Trained image transforms are saved to the disk using the function save_gzip from the trios.shortcuts.persistence module and loaded using load_gzip. As the methods' names imply, they are stored in compressed mode to save disk space and to decrease loading times. To load images we recommend the load_image function (also from trios.shortcuts.persistence), as it loads images in the byte format expected by TRIOSlib. Images are represented by numpy arrays.

Trained operators are instances of the trios.WOperator class. We are interested in the WOperator.apply and WOperator.eval methods.

The WOperator.apply(img, mask) method takes two images as arguments. The first argument, img, is the input image to be transformed and the second argument, mask, is an optional mask image. To process the whole image just pass None in the second argument.

The WOperator.eval(testset) method evaluates the performance of an image transform on a given trios.Imageset. For each triple in the Image set it produces a processed version of the input image and (ii) compares it with the expected output. Then the ratio of pixels with incorrect pixel values is computed and returned. Smaller values mean that the processed output resembles more closely the expected one.

The example below illustrates the use of these methods to detect the letter s in images from the jung dataset. To use it, download this operator save it as trained-jung.op.gz in the same folder as the code below. It is also necessary to download the jung dataset and uncompress and name it jung-images (the script download_jung_images.py already does this).

import trios.shortcuts.persistence as p
import trios
import numpy as np

if __name__ == '__main__':
    jung_op = p.load_gzip('trained-jung.op.gz')

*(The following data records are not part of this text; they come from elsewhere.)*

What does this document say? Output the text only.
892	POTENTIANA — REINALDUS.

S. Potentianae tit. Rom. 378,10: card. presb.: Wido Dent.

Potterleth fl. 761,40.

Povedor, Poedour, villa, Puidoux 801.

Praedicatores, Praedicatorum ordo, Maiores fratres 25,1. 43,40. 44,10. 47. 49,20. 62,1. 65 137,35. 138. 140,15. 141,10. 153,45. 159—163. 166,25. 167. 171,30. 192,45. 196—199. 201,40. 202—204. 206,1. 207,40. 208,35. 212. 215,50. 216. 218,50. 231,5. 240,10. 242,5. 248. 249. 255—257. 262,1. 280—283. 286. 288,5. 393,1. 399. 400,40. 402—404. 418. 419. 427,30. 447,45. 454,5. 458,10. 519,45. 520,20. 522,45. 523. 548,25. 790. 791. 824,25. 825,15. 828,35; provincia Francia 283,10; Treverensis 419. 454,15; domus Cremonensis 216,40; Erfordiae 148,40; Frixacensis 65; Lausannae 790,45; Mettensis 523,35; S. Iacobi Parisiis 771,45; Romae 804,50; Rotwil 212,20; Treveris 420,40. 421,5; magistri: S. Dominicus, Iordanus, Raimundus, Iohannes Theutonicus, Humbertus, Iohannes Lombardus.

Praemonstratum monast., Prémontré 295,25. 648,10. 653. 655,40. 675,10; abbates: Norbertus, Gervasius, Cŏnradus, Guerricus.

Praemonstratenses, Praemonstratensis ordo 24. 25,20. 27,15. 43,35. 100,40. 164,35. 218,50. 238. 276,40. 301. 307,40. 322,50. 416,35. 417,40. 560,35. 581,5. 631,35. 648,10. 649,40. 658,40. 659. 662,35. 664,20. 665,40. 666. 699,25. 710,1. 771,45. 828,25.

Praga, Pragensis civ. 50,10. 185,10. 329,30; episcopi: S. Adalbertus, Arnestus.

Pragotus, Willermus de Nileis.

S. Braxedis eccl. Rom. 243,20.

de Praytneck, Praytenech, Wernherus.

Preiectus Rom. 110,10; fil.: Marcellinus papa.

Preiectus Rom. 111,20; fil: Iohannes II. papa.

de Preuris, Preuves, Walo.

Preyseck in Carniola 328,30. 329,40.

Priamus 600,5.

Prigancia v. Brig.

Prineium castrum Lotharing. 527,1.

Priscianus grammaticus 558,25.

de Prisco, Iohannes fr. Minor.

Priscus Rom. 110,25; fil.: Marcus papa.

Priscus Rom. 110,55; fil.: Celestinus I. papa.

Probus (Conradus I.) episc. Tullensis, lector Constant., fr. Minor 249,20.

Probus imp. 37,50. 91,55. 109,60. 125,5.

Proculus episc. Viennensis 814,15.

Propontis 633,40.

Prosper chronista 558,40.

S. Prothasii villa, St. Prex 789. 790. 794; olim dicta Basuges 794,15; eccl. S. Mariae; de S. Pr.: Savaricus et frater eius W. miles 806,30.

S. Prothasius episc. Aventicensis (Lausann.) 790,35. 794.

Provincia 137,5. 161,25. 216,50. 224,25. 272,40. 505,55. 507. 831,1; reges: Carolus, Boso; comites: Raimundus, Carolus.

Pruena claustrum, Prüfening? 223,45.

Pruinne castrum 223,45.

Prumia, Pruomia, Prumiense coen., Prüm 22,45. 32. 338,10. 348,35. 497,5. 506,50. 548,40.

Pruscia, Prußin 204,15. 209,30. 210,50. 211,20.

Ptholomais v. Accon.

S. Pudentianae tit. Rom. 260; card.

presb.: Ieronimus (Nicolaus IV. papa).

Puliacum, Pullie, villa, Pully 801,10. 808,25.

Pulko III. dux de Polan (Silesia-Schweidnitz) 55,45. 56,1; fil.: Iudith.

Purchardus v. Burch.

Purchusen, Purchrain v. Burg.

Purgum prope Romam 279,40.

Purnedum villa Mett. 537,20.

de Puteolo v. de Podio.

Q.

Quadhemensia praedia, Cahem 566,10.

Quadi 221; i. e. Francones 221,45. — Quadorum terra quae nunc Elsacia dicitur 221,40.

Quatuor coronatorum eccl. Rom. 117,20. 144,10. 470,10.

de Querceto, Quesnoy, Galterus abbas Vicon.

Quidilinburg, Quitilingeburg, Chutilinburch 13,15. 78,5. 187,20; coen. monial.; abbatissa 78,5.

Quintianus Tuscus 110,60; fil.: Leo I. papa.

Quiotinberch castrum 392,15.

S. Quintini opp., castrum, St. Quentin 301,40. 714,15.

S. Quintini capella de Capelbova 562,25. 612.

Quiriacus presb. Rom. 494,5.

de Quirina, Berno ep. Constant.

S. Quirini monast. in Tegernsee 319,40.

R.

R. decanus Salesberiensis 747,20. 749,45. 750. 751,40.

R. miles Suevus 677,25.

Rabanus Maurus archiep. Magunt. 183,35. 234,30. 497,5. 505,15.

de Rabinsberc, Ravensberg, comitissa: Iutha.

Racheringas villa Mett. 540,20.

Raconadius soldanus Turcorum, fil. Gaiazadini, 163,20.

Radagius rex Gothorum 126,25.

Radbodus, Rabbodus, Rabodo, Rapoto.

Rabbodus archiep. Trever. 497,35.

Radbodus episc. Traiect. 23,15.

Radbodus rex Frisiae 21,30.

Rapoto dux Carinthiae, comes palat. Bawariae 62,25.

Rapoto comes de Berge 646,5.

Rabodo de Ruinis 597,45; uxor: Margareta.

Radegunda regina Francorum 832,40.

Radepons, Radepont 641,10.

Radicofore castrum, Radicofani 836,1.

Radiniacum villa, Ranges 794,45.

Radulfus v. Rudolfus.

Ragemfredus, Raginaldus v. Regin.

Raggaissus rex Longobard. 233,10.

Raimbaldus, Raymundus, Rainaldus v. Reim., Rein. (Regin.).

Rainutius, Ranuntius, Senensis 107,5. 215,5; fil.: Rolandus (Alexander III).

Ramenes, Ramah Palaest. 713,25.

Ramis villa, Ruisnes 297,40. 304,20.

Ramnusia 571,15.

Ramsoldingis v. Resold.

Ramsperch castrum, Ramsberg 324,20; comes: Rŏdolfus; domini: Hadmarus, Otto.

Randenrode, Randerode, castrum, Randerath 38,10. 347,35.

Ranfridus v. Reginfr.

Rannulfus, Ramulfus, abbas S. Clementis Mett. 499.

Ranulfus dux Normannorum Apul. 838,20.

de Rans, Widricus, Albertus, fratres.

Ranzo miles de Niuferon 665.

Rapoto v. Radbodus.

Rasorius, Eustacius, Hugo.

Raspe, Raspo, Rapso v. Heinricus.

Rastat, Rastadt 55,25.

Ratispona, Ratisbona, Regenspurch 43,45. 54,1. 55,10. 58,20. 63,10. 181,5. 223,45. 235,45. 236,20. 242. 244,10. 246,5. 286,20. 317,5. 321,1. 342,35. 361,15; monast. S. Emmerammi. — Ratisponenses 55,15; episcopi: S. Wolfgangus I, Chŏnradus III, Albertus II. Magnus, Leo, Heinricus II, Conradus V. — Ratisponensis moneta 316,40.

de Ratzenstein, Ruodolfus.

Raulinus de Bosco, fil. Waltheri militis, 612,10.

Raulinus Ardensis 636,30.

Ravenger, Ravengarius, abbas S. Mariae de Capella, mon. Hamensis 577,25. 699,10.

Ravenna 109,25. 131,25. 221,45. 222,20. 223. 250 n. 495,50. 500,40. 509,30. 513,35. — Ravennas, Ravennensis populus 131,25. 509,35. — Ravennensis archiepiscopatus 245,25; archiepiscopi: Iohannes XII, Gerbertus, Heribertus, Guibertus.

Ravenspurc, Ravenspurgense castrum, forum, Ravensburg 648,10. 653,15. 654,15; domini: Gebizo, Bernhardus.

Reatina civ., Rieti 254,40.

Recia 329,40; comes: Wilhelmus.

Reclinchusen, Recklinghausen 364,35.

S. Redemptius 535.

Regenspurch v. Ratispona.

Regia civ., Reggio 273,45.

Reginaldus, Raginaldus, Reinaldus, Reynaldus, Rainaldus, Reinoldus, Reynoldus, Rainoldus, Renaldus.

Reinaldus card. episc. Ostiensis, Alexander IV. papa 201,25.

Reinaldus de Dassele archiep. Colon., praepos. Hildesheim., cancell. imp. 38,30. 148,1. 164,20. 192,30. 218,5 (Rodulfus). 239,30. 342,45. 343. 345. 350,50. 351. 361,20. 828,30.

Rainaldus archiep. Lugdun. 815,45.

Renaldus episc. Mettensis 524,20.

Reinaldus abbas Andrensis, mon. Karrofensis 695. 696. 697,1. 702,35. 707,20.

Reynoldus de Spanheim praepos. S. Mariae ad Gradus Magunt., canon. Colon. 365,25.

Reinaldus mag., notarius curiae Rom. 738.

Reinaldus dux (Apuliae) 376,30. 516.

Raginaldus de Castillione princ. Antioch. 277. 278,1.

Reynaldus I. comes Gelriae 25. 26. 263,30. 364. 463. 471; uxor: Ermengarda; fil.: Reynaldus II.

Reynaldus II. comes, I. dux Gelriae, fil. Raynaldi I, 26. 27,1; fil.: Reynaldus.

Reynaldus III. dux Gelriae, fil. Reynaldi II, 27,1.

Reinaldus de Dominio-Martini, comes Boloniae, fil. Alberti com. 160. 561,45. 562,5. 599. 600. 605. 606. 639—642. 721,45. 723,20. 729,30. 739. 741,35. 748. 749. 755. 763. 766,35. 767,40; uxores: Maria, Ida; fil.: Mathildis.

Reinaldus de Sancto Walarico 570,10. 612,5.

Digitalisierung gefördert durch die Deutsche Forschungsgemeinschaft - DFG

    input13 = p.load_image('jung-images/jung-15b.png')
    # The jung operator uses the input image as mask. Thus, it erases 
    # all pixels that do not belong to an s.
    result = jung_op.apply(input13, input13) 
    p.save_image(result, 'jung13-output.png')

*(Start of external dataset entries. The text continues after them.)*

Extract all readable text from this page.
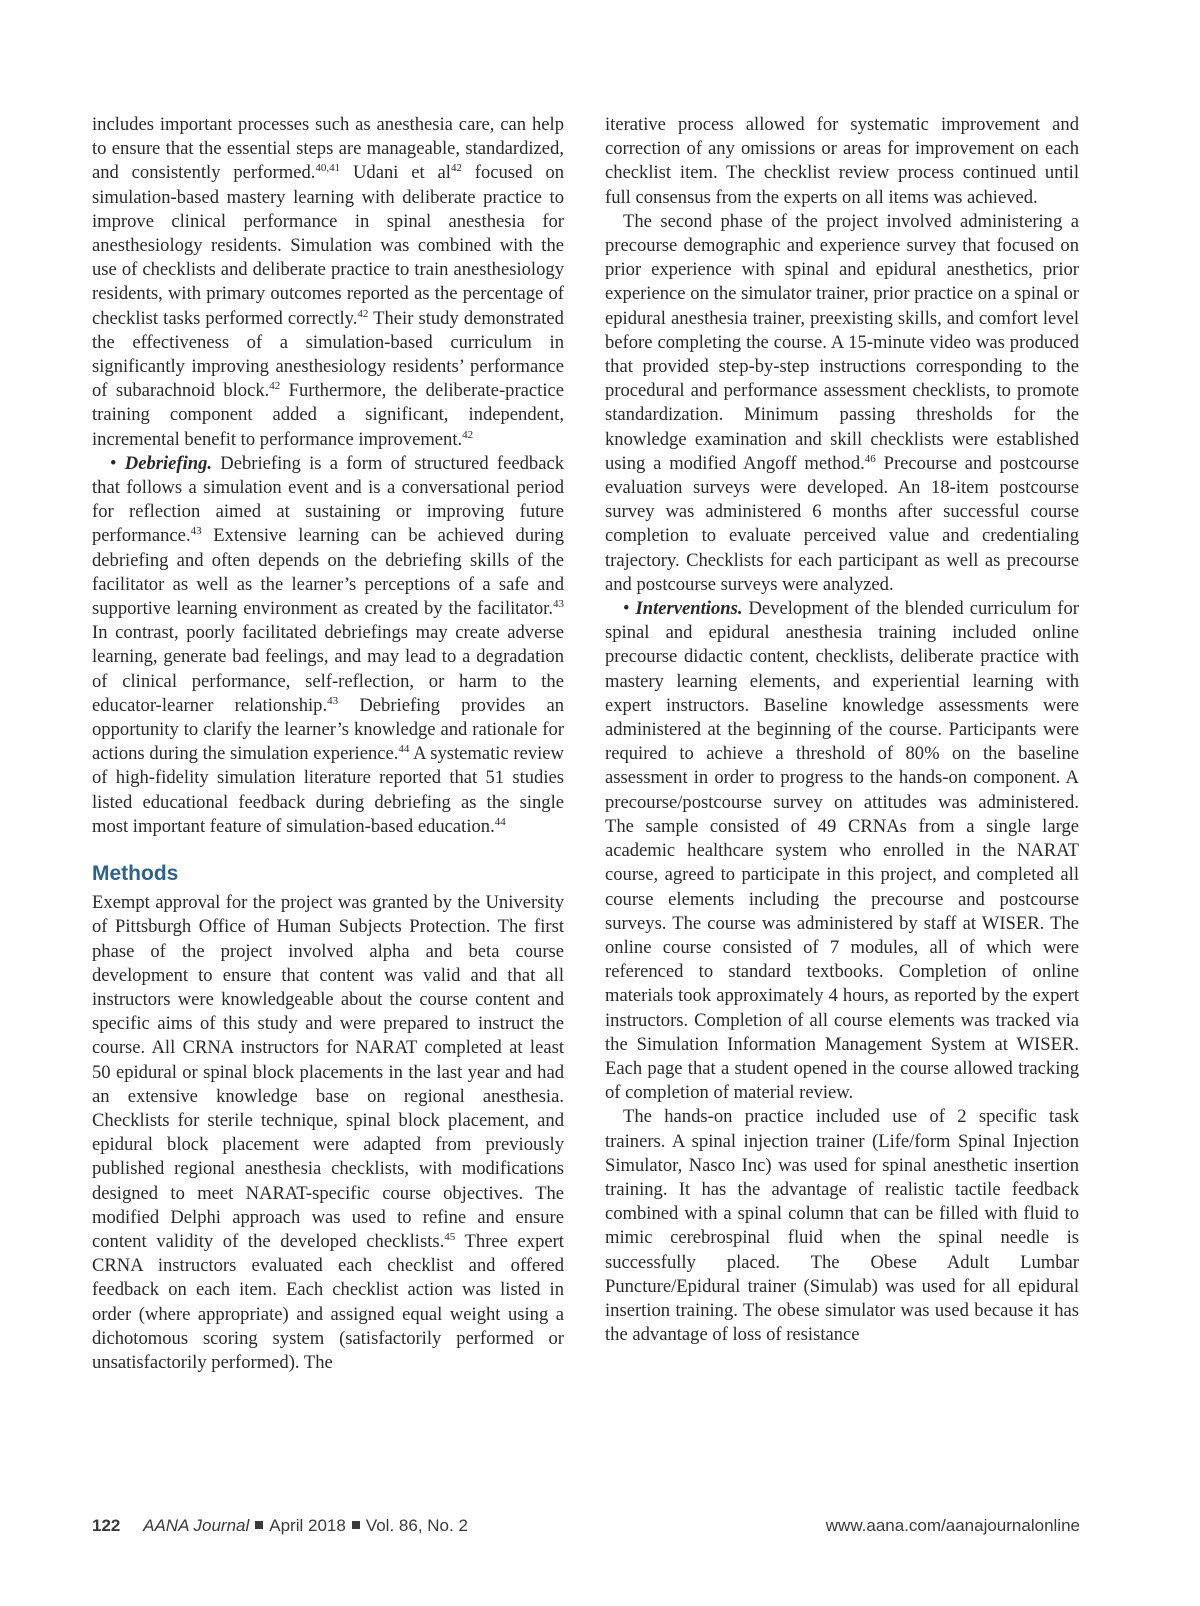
includes important processes such as anesthesia care, can help to ensure that the essential steps are manageable, standardized, and consistently performed.$^{40,41}$ Udani et $al^{42}$ focused on simulation-based mastery learning with deliberate practice to improve clinical performance in spinal anesthesia for anesthesiology residents. Simulation was combined with the use of checklists and deliberate practice to train anesthesiology residents, with primary outcomes reported as the percentage of checklist tasks performed correctly.$^{42}$ Their study demonstrated the effectiveness of a simulation-based curriculum in significantly improving anesthesiology residents’ performance of subarachnoid block.$^{42}$ Furthermore, the deliberate-practice training component added a significant, independent, incremental benefit to performance improvement.$^{42}$

• Debriefing. Debriefing is a form of structured feedback that follows a simulation event and is a conversational period for reflection aimed at sustaining or improving future performance.$^{43}$ Extensive learning can be achieved during debriefing and often depends on the debriefing skills of the facilitator as well as the learner’s perceptions of a safe and supportive learning environment as created by the facilitator.$^{43}$ In contrast, poorly facilitated debriefings may create adverse learning, generate bad feelings, and may lead to a degradation of clinical performance, self-reflection, or harm to the educator-learner relationship.$^{43}$ Debriefing provides an opportunity to clarify the learner’s knowledge and rationale for actions during the simulation experience.$^{44}$ A systematic review of high-fidelity simulation literature reported that 51 studies listed educational feedback during debriefing as the single most important feature of simulation-based education.$^{44}$

Methods

Exempt approval for the project was granted by the University of Pittsburgh Office of Human Subjects Protection. The first phase of the project involved alpha and beta course development to ensure that content was valid and that all instructors were knowledgeable about the course content and specific aims of this study and were prepared to instruct the course. All CRNA instructors for NARAT completed at least 50 epidural or spinal block placements in the last year and had an extensive knowledge base on regional anesthesia. Checklists for sterile technique, spinal block placement, and epidural block placement were adapted from previously published regional anesthesia checklists, with modifications designed to meet NARAT-specific course objectives. The modified Delphi approach was used to refine and ensure content validity of the developed checklists.$^{45}$ Three expert CRNA instructors evaluated each checklist and offered feedback on each item. Each checklist action was listed in order (where appropriate) and assigned equal weight using a dichotomous scoring system (satisfactorily performed or unsatisfactorily performed). The

iterative process allowed for systematic improvement and correction of any omissions or areas for improvement on each checklist item. The checklist review process continued until full consensus from the experts on all items was achieved.

The second phase of the project involved administering a precourse demographic and experience survey that focused on prior experience with spinal and epidural anesthetics, prior experience on the simulator trainer, prior practice on a spinal or epidural anesthesia trainer, preexisting skills, and comfort level before completing the course. A 15-minute video was produced that provided step-by-step instructions corresponding to the procedural and performance assessment checklists, to promote standardization. Minimum passing thresholds for the knowledge examination and skill checklists were established using a modified Angoff method.$^{46}$ Precourse and postcourse evaluation surveys were developed. An 18-item postcourse survey was administered 6 months after successful course completion to evaluate perceived value and credentialing trajectory. Checklists for each participant as well as precourse and postcourse surveys were analyzed.

• Interventions. Development of the blended curriculum for spinal and epidural anesthesia training included online precourse didactic content, checklists, deliberate practice with mastery learning elements, and experiential learning with expert instructors. Baseline knowledge assessments were administered at the beginning of the course. Participants were required to achieve a threshold of 80% on the baseline assessment in order to progress to the hands-on component. A precourse/postcourse survey on attitudes was administered. The sample consisted of 49 CRNAs from a single large academic healthcare system who enrolled in the NARAT course, agreed to participate in this project, and completed all course elements including the precourse and postcourse surveys. The course was administered by staff at WISER. The online course consisted of 7 modules, all of which were referenced to standard textbooks. Completion of online materials took approximately 4 hours, as reported by the expert instructors. Completion of all course elements was tracked via the Simulation Information Management System at WISER. Each page that a student opened in the course allowed tracking of completion of material review.

The hands-on practice included use of 2 specific task trainers. A spinal injection trainer (Life/form Spinal Injection Simulator, Nasco Inc) was used for spinal anesthetic insertion training. It has the advantage of realistic tactile feedback combined with a spinal column that can be filled with fluid to mimic cerebrospinal fluid when the spinal needle is successfully placed. The Obese Adult Lumbar Puncture/Epidural trainer (Simulab) was used for all epidural insertion training. The obese simulator was used because it has the advantage of loss of resistance

122 AANA Journal April 2018 Vol. 86, No. 2	www.aana.com/aanajournalonline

    testset = trios.Imageset.read('jung-images/test.set')
    print('Error:', jung_op.eval(testset))

It should produce an error of about 0.005, which is a respectable value for this dataset.

Academic users can determine which papers to cite (and read!) by calling WOperator.cite_me(). Each technique implemented in TRIOSlib defines a bibtex entry that is included when cite_me()is called. The example below illustrates its use.

import trios.shortcuts.persistence as p
import trios
import numpy as np

if __name__ == '__main__':
    jung_op = p.load_gzip('trained-jung.op.gz')
    print(jung_op.cite_me())

@inproceedings{montagner2016image,
  title={Image operator learning and applications},
  author={Montagner, Igor S and Hirata, Nina ST and Hirata, Roberto},
  booktitle={Graphics, Patterns and Images Tutorials (SIBGRAPI-T), SIBGRAPI Conference on},
  pages={38--50},
  year={2016},
  organization={IEEE}
}

@inproceedings{montagner2016kernel,
  title={Kernel Approximations for W-operator learning},
  author={Montagner, Igor S and Hirata, Roberto and Hirata, Nina ST and Canu, St{'e}phane},
  booktitle={Graphics, Patterns and Images (SIBGRAPI), 2016 29th SIBGRAPI Conference on},
  pages={386--393},
  year={2016},
  organization={IEEE}
}

@article{scikit-learn,
 title={Scikit-learn: Machine Learning in {P}ython},
 author={Pedregosa, F. and Varoquaux, G. and Gramfort, A. and Michel, V.
         and Thirion, B. and Grisel, O. and Blondel, M. and Prettenhofer, P.
         and Weiss, R. and Dubourg, V. and Vanderplas, J. and Passos, A. and
         Cournapeau, D. and Brucher, M. and Perrot, M. and Duchesnay, E.},
 journal={Journal of Machine Learning Research},
 volume={12},
 pages={2825--2830},
 year={2011}
}